92% of smartphone industry profits end up in Apple's bank account
Samsung was next with a 15% share of operating profits. You might question how Apple and Samsung combined can equal more than 100% of the operating profits achieved by the eight leading smartphone producers. The answer is simple. Some manufacturers reported losses and some broke even.
Many smartphone manufacturers are continuing to have problems. HTC recently reported a net loss of $256 million for the second quarter, and last week Microsoft took a huge one-time $7.6 billion hit against earnings. The software giant decided to write down goodwill it had picked up on its balance sheet following the acquisition of Nokia Devices and Services.
Even though Apple is responsible for less than 20% of smartphone sales globally, it is able to maintain higher prices for the iPhone compared to Android handsets.
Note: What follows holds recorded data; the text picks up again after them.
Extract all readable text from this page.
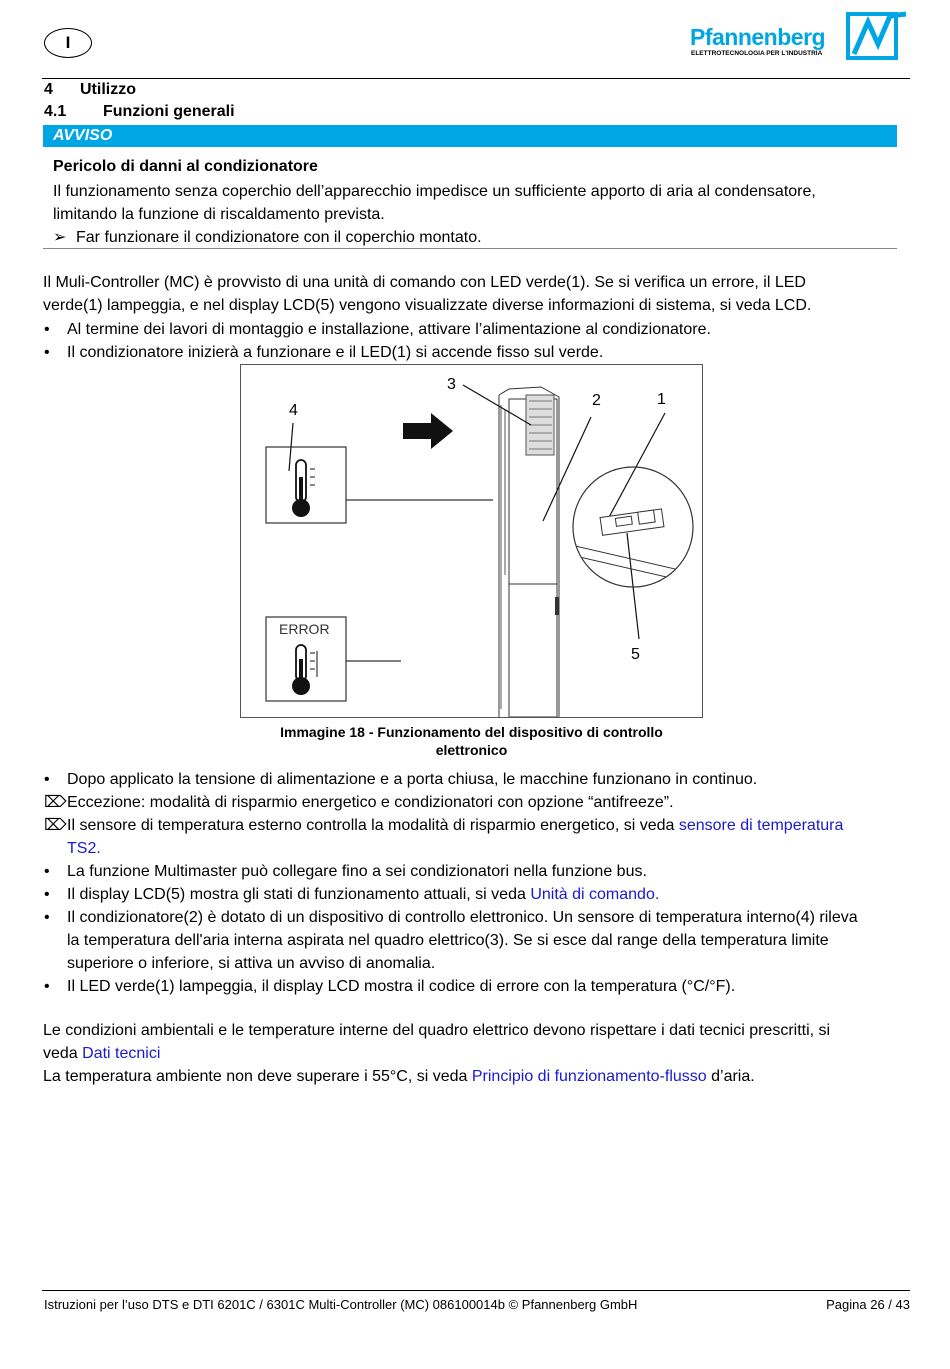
I	Pfannenberg
ELETTROTECNOLOGIA PER L'INDUSTRIA
4 Utilizzo
4.1 Funzioni generali
AVVISO
Pericolo di danni al condizionatore
Il funzionamento senza coperchio dell’apparecchio impedisce un sufficiente apporto di aria al condensatore,
limitando la funzione di riscaldamento prevista.
➢ Far funzionare il condizionatore con il coperchio montato.
Il Muli-Controller (MC) è provvisto di una unità di comando con LED verde(1). Se si verifica un errore, il LED
verde(1) lampeggia, e nel display LCD(5) vengono visualizzate diverse informazioni di sistema, si veda LCD.
• Al termine dei lavori di montaggio e installazione, attivare l’alimentazione al condizionatore.
• Il condizionatore inizierà a funzionare e il LED(1) si accende fisso sul verde.
4
3
2	1
5
ERROR
Immagine 18 - Funzionamento del dispositivo di controllo
elettronico
• Dopo applicato la tensione di alimentazione e a porta chiusa, le macchine funzionano in continuo.
⌦ Eccezione: modalità di risparmio energetico e condizionatori con opzione “antifreeze”.
⌦ Il sensore di temperatura esterno controlla la modalità di risparmio energetico, si veda sensore di temperatura
TS2.
• La funzione Multimaster può collegare fino a sei condizionatori nella funzione bus.
• Il display LCD(5) mostra gli stati di funzionamento attuali, si veda Unità di comando.
• Il condizionatore(2) è dotato di un dispositivo di controllo elettronico. Un sensore di temperatura interno(4) rileva
la temperatura dell'aria interna aspirata nel quadro elettrico(3). Se si esce dal range della temperatura limite
superiore o inferiore, si attiva un avviso di anomalia.
• Il LED verde(1) lampeggia, il display LCD mostra il codice di errore con la temperatura (°C/°F).
Le condizioni ambientali e le temperature interne del quadro elettrico devono rispettare i dati tecnici prescritti, si
veda Dati tecnici
La temperatura ambiente non deve superare i 55°C, si veda Principio di funzionamento-flusso d’aria.
Istruzioni per l’uso DTS e DTI 6201C / 6301C Multi-Controller (MC) 086100014b © Pfannenberg GmbH	Pagina 26 / 43
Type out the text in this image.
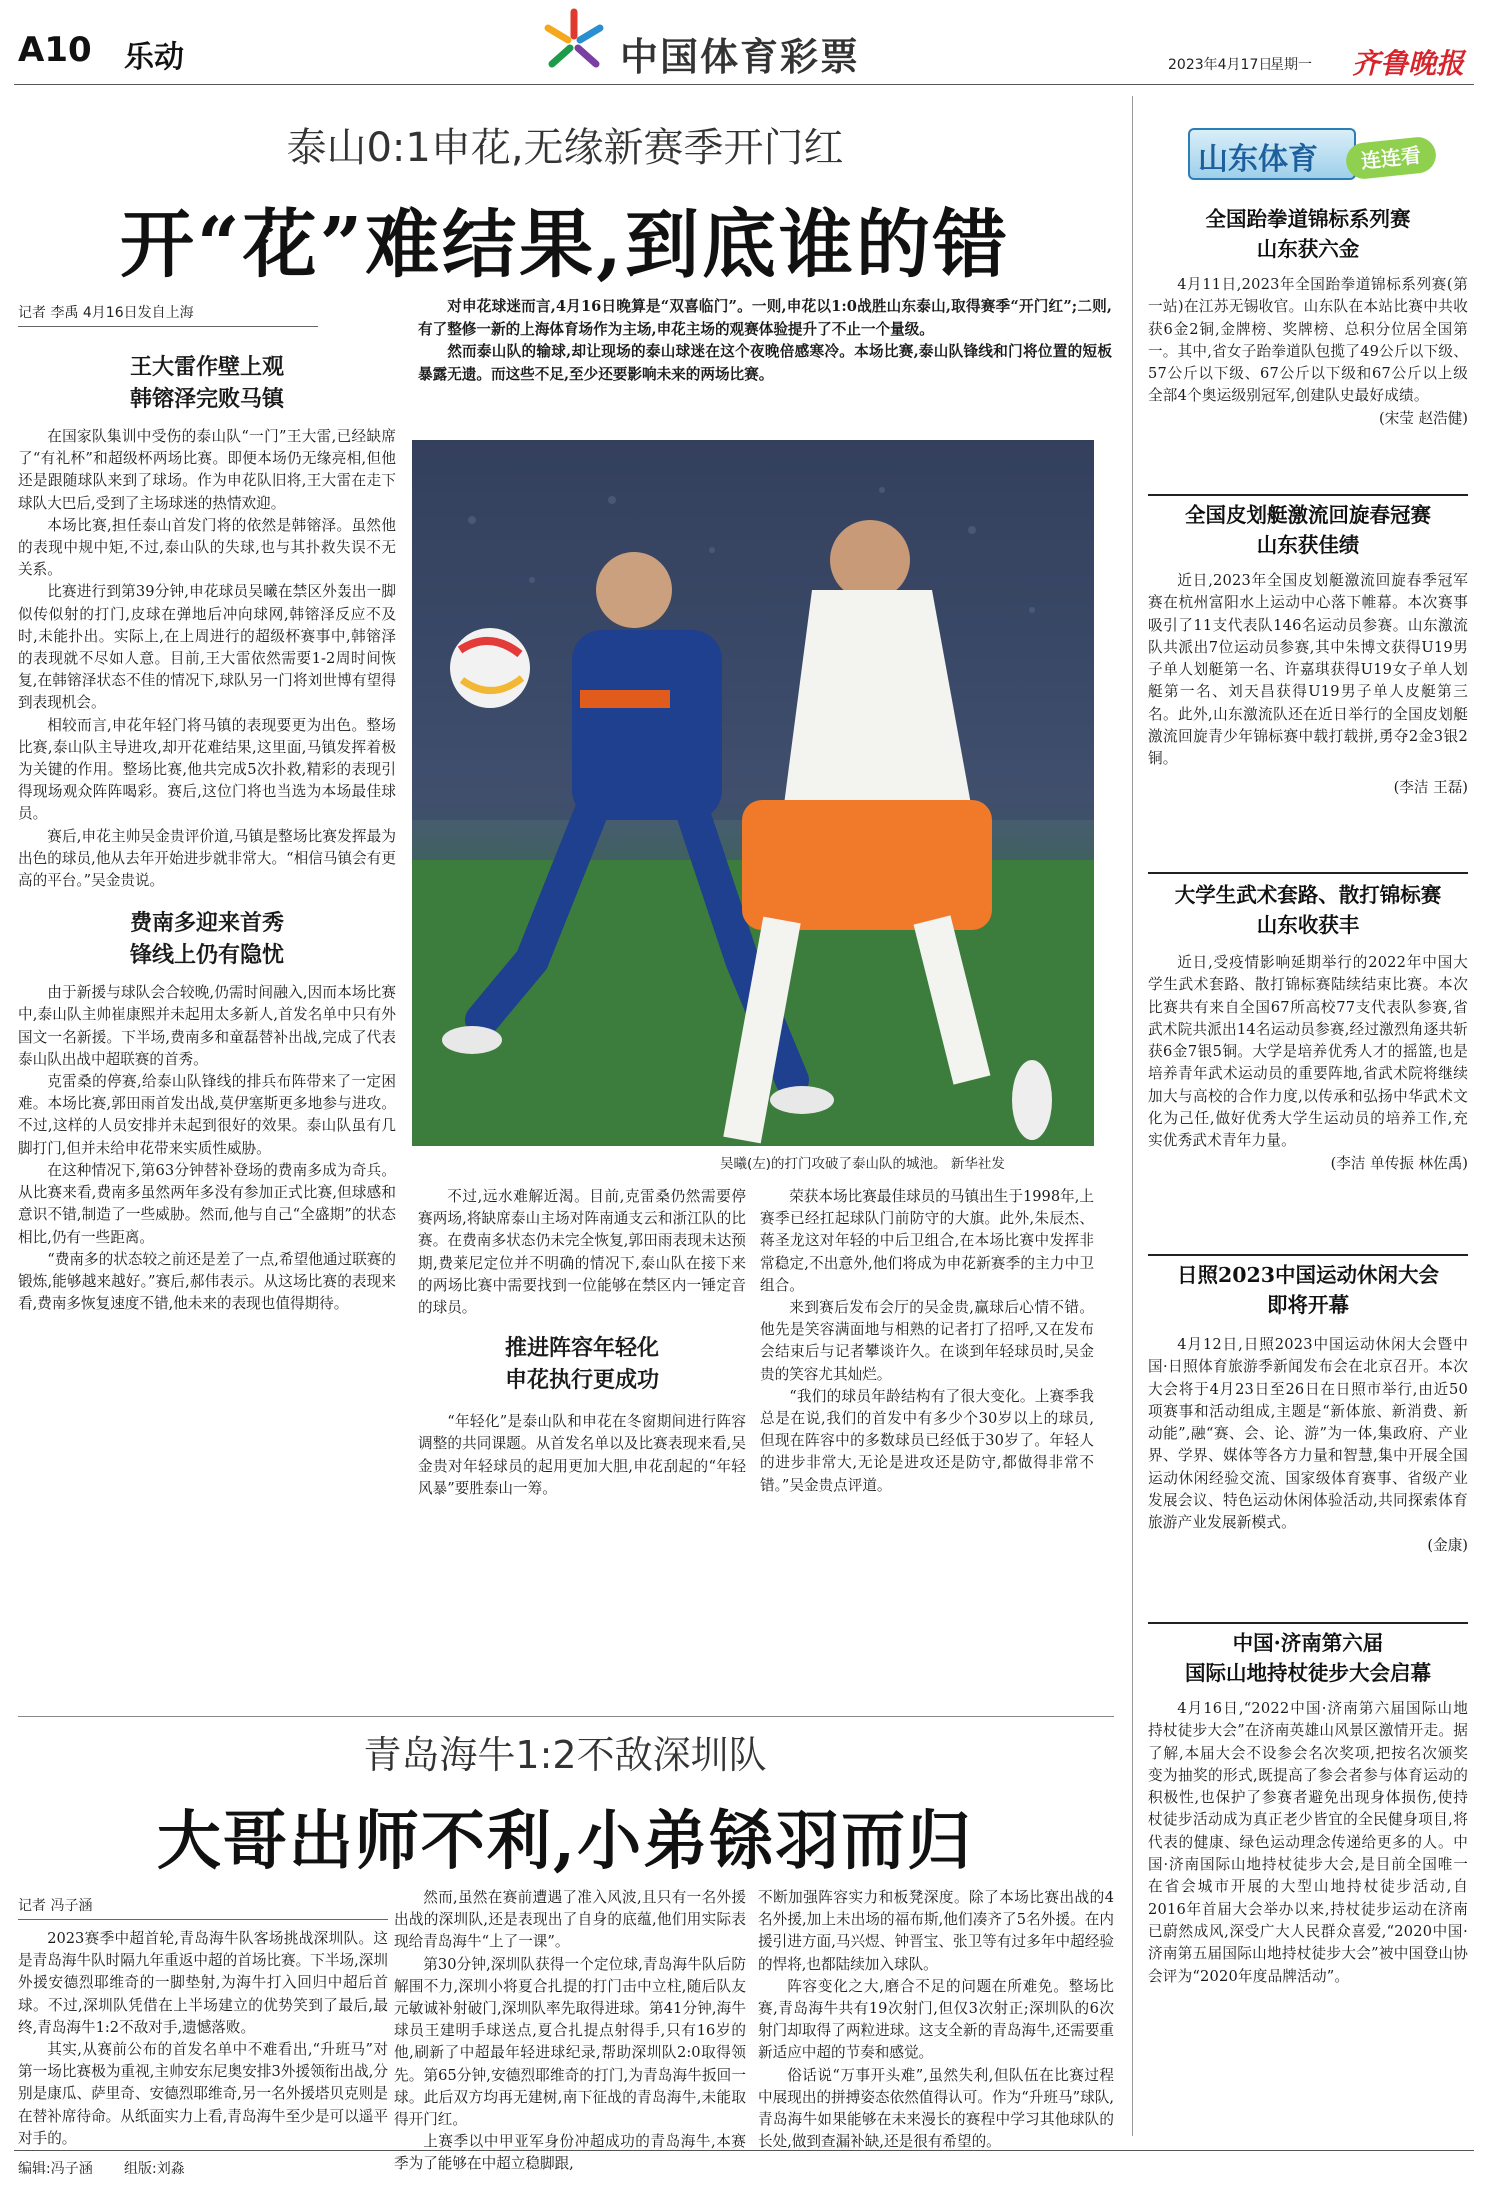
A10 乐动	中国体育彩票	2023年4月17日
星期一 齐鲁晚报
泰山0:1申花,无缘新赛季开门红
开“花”难结果,到底谁的错
记者 李禹 4月16日发自上海	对申花球迷而言,4月16日晚算是“双喜临门”。一则,申花以1:0战胜山东泰山,取得赛季“开门红”;二则,有了整修一新的上海体育场作为主场,申花主场的观赛体验提升了不止一个量级。

然而泰山队的输球,却让现场的泰山球迷在这个夜晚倍感寒冷。本场比赛,泰山队锋线和门将位置的短板暴露无遗。而这些不足,至少还要影响未来的两场比赛。

王大雷作壁上观
韩镕泽完败马镇

在国家队集训中受伤的泰山队“一门”王大雷,已经缺席了“有礼杯”和超级杯两场比赛。即便本场仍无缘亮相,但他还是跟随球队来到了球场。作为申花队旧将,王大雷在走下球队大巴后,受到了主场球迷的热情欢迎。

本场比赛,担任泰山首发门将的依然是韩镕泽。虽然他的表现中规中矩,不过,泰山队的失球,也与其扑救失误不无关系。

比赛进行到第39分钟,申花球员吴曦在禁区外轰出一脚似传似射的打门,皮球在弹地后冲向球网,韩镕泽反应不及时,未能扑出。实际上,在上周进行的超级杯赛事中,韩镕泽的表现就不尽如人意。目前,王大雷依然需要1-2周时间恢复,在韩镕泽状态不佳的情况下,球队另一门将刘世博有望得到表现机会。

相较而言,申花年轻门将马镇的表现要更为出色。整场比赛,泰山队主导进攻,却开花难结果,这里面,马镇发挥着极为关键的作用。整场比赛,他共完成5次扑救,精彩的表现引得现场观众阵阵喝彩。赛后,这位门将也当选为本场最佳球员。

赛后,申花主帅吴金贵评价道,马镇是整场比赛发挥最为出色的球员,他从去年开始进步就非常大。“相信马镇会有更高的平台。”吴金贵说。

费南多迎来首秀
锋线上仍有隐忧

由于新援与球队会合较晚,仍需时间融入,因而本场比赛中,泰山队主帅崔康熙并未起用太多新人,首发名单中只有外国文一名新援。下半场,费南多和童磊替补出战,完成了代表泰山队出战中超联赛的首秀。

克雷桑的停赛,给泰山队锋线的排兵布阵带来了一定困难。本场比赛,郭田雨首发出战,莫伊塞斯更多地参与进攻。不过,这样的人员安排并未起到很好的效果。泰山队虽有几脚打门,但并未给申花带来实质性威胁。

在这种情况下,第63分钟替补登场的费南多成为奇兵。从比赛来看,费南多虽然两年多没有参加正式比赛,但球感和意识不错,制造了一些威胁。然而,他与自己“全盛期”的状态相比,仍有一些距离。

“费南多的状态较之前还是差了一点,希望他通过联赛的锻炼,能够越来越好。”赛后,郝伟表示。从这场比赛的表现来看,费南多恢复速度不错,他未来的表现也值得期待。

吴曦(左)的打门攻破了泰山队的城池。 新华社发

不过,远水难解近渴。目前,克雷桑仍然需要停赛两场,将缺席泰山主场对阵南通支云和浙江队的比赛。在费南多状态仍未完全恢复,郭田雨表现未达预期,费莱尼定位并不明确的情况下,泰山队在接下来的两场比赛中需要找到一位能够在禁区内一锤定音的球员。

推进阵容年轻化
申花执行更成功

“年轻化”是泰山队和申花在冬窗期间进行阵容调整的共同课题。从首发名单以及比赛表现来看,吴金贵对年轻球员的起用更加大胆,申花刮起的“年轻风暴”要胜泰山一筹。

荣获本场比赛最佳球员的马镇出生于1998年,上赛季已经扛起球队门前防守的大旗。此外,朱辰杰、蒋圣龙这对年轻的中后卫组合,在本场比赛中发挥非常稳定,不出意外,他们将成为申花新赛季的主力中卫组合。

来到赛后发布会厅的吴金贵,赢球后心情不错。他先是笑容满面地与相熟的记者打了招呼,又在发布会结束后与记者攀谈许久。在谈到年轻球员时,吴金贵的笑容尤其灿烂。

“我们的球员年龄结构有了很大变化。上赛季我总是在说,我们的首发中有多少个30岁以上的球员,但现在阵容中的多数球员已经低于30岁了。年轻人的进步非常大,无论是进攻还是防守,都做得非常不错。”吴金贵点评道。

青岛海牛1:2不敌深圳队
大哥出师不利,小弟铩羽而归
记者 冯子涵

2023赛季中超首轮,青岛海牛队客场挑战深圳队。这是青岛海牛队时隔九年重返中超的首场比赛。下半场,深圳外援安德烈耶维奇的一脚垫射,为海牛打入回归中超后首球。不过,深圳队凭借在上半场建立的优势笑到了最后,最终,青岛海牛1:2不敌对手,遗憾落败。

其实,从赛前公布的首发名单中不难看出,“升班马”对第一场比赛极为重视,主帅安东尼奥安排3外援领衔出战,分别是康瓜、萨里奇、安德烈耶维奇,另一名外援塔贝克则是在替补席待命。从纸面实力上看,青岛海牛至少是可以遥平对手的。

然而,虽然在赛前遭遇了准入风波,且只有一名外援出战的深圳队,还是表现出了自身的底蕴,他们用实际表现给青岛海牛“上了一课”。

第30分钟,深圳队获得一个定位球,青岛海牛队后防解围不力,深圳小将夏合扎提的打门击中立柱,随后队友元敏诚补射破门,深圳队率先取得进球。第41分钟,海牛球员王建明手球送点,夏合扎提点射得手,只有16岁的他,刷新了中超最年轻进球纪录,帮助深圳队2:0取得领先。第65分钟,安德烈耶维奇的打门,为青岛海牛扳回一球。此后双方均再无建树,南下征战的青岛海牛,未能取得开门红。

上赛季以中甲亚军身份冲超成功的青岛海牛,本赛季为了能够在中超立稳脚跟,

不断加强阵容实力和板凳深度。除了本场比赛出战的4名外援,加上未出场的福布斯,他们凑齐了5名外援。在内援引进方面,马兴煜、钟晋宝、张卫等有过多年中超经验的悍将,也都陆续加入球队。

阵容变化之大,磨合不足的问题在所难免。整场比赛,青岛海牛共有19次射门,但仅3次射正;深圳队的6次射门却取得了两粒进球。这支全新的青岛海牛,还需要重新适应中超的节奏和感觉。

俗话说“万事开头难”,虽然失利,但队伍在比赛过程中展现出的拼搏姿态依然值得认可。作为“升班马”球队,青岛海牛如果能够在未来漫长的赛程中学习其他球队的长处,做到查漏补缺,还是很有希望的。

山东体育	连连看
全国跆拳道锦标系列赛
山东获六金

4月11日,2023年全国跆拳道锦标系列赛(第一站)在江苏无锡收官。山东队在本站比赛中共收获6金2铜,金牌榜、奖牌榜、总积分位居全国第一。其中,省女子跆拳道队包揽了49公斤以下级、57公斤以下级、67公斤以下级和67公斤以上级全部4个奥运级别冠军,创建队史最好成绩。

(宋莹 赵浩健)
全国皮划艇激流回旋春冠赛
山东获佳绩

近日,2023年全国皮划艇激流回旋春季冠军赛在杭州富阳水上运动中心落下帷幕。本次赛事吸引了11支代表队146名运动员参赛。山东激流队共派出7位运动员参赛,其中朱博文获得U19男子单人划艇第一名、许嘉琪获得U19女子单人划艇第一名、刘天昌获得U19男子单人皮艇第三名。此外,山东激流队还在近日举行的全国皮划艇激流回旋青少年锦标赛中载打载拼,勇夺2金3银2铜。

(李洁 王磊)
大学生武术套路、散打锦标赛
山东收获丰

近日,受疫情影响延期举行的2022年中国大学生武术套路、散打锦标赛陆续结束比赛。本次比赛共有来自全国67所高校77支代表队参赛,省武术院共派出14名运动员参赛,经过激烈角逐共斩获6金7银5铜。大学是培养优秀人才的摇篮,也是培养青年武术运动员的重要阵地,省武术院将继续加大与高校的合作力度,以传承和弘扬中华武术文化为己任,做好优秀大学生运动员的培养工作,充实优秀武术青年力量。

(李洁 单传振 林佐禹)
日照2023中国运动休闲大会
即将开幕

4月12日,日照2023中国运动休闲大会暨中国·日照体育旅游季新闻发布会在北京召开。本次大会将于4月23日至26日在日照市举行,由近50项赛事和活动组成,主题是“新体旅、新消费、新动能”,融“赛、会、论、游”为一体,集政府、产业界、学界、媒体等各方力量和智慧,集中开展全国运动休闲经验交流、国家级体育赛事、省级产业发展会议、特色运动休闲体验活动,共同探索体育旅游产业发展新模式。

(金康)
中国·济南第六届
国际山地持杖徒步大会启幕

4月16日,“2022中国·济南第六届国际山地持杖徒步大会”在济南英雄山风景区激情开走。据了解,本届大会不设参会名次奖项,把按名次颁奖变为抽奖的形式,既提高了参会者参与体育运动的积极性,也保护了参赛者避免出现身体损伤,使持杖徒步活动成为真正老少皆宜的全民健身项目,将代表的健康、绿色运动理念传递给更多的人。中国·济南国际山地持杖徒步大会,是目前全国唯一在省会城市开展的大型山地持杖徒步活动,自2016年首届大会举办以来,持杖徒步运动在济南已蔚然成风,深受广大人民群众喜爱,“2020中国·济南第五届国际山地持杖徒步大会”被中国登山协会评为“2020年度品牌活动”。

编辑:冯子涵 组版:刘淼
According to Neil Mawston, executive director at market researcher Strategy Analytics, there are over 1000 smartphone manufacturers. Some, like Xiaomi, are willing to sell their Android powered handsets with little to no profits, making money on apps, accessories, or through the purchase of other additional items.
The average price of an iPhone sold last year was $624 globally, compared with $185 for the average Android phone. For the fiscal quarter that ended March 28th, Apple's average selling price for an iPhone rose $60 to $659, with sales up 43% year-over-year.